An introduction to worst-case AI safety
post by Tobias_Baumann
This is a link post for http://s-risks.org/an-introduction-to-worst-case-ai-safety/
Comments sorted by top scores.
comment by cousin_it ·
2018-07-05T17:44:49.621Z · LW(p) · GW(p)
Yeah, this seems right. I can only repeat my earlier praise [LW(p) · GW(p)] for FRI's work on s-risks.
For a more technical angle, has anyone thought about making strong AIs stoppable by giving them wrong priors? For example, an AI for doing physics research could start with a prior saying the experiment chamber is the whole universe, any "noise" coming from outside is purely random and uncorrelated across time, and a particular shape of "noise" should make the AI clean up and shut down. That way no amount of observation or self-improvement can let it infer our existence, so we'll be able to shut it down. That should be easy to formalize in a cellular automaton world, though real physics is of course much harder.

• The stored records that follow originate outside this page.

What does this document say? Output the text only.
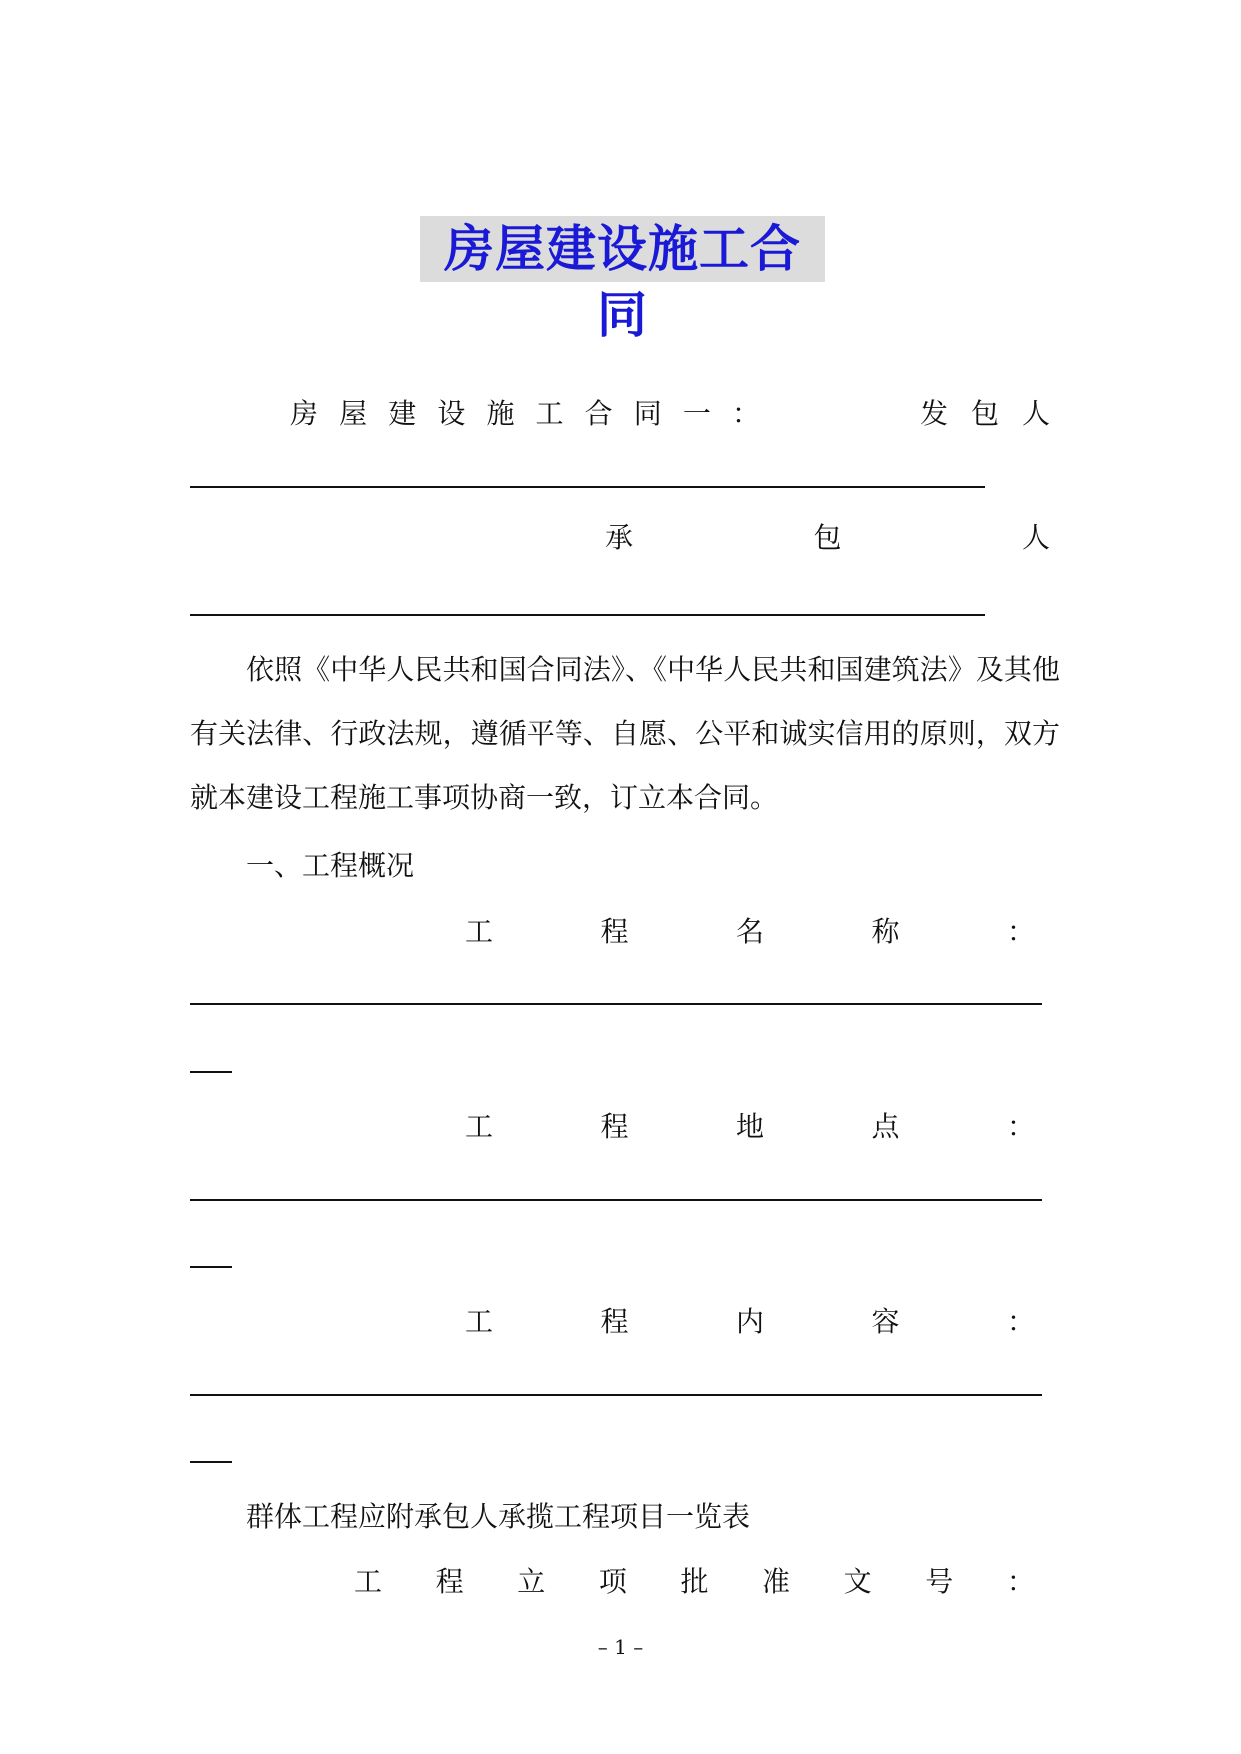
房屋建设施工合同
房 屋 建 设 施 工 合 同 一 ：	发 包 人
承	包	人
依照《中华人民共和国合同法》、《中华人民共和国建筑法》及其他有关法律、行政法规，遵循平等、自愿、公平和诚实信用的原则，双方就本建设工程施工事项协商一致，订立本合同。
一、工程概况
工	程	名	称	：
工	程	地	点	：
工	程	内	容	：
群体工程应附承包人承揽工程项目一览表
工 程 立 项 批 准 文 号 ：
– 1 –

comment by Rafael Harth (sil-ver) ·
2018-07-05T16:34:57.360Z · LW(p) · GW(p)
This sounds totally convincing to me.
Do you think that ethical questions could be more relevant for this than they are for alignment? For example, the difference between [getting rid of all humans] and [uploading all humans and making them artificially incredibly happy] isn't important for AI alignment since they're both cases of unaligned AI, but it might be important when the goal is to navigate between different modes of unaligned AI.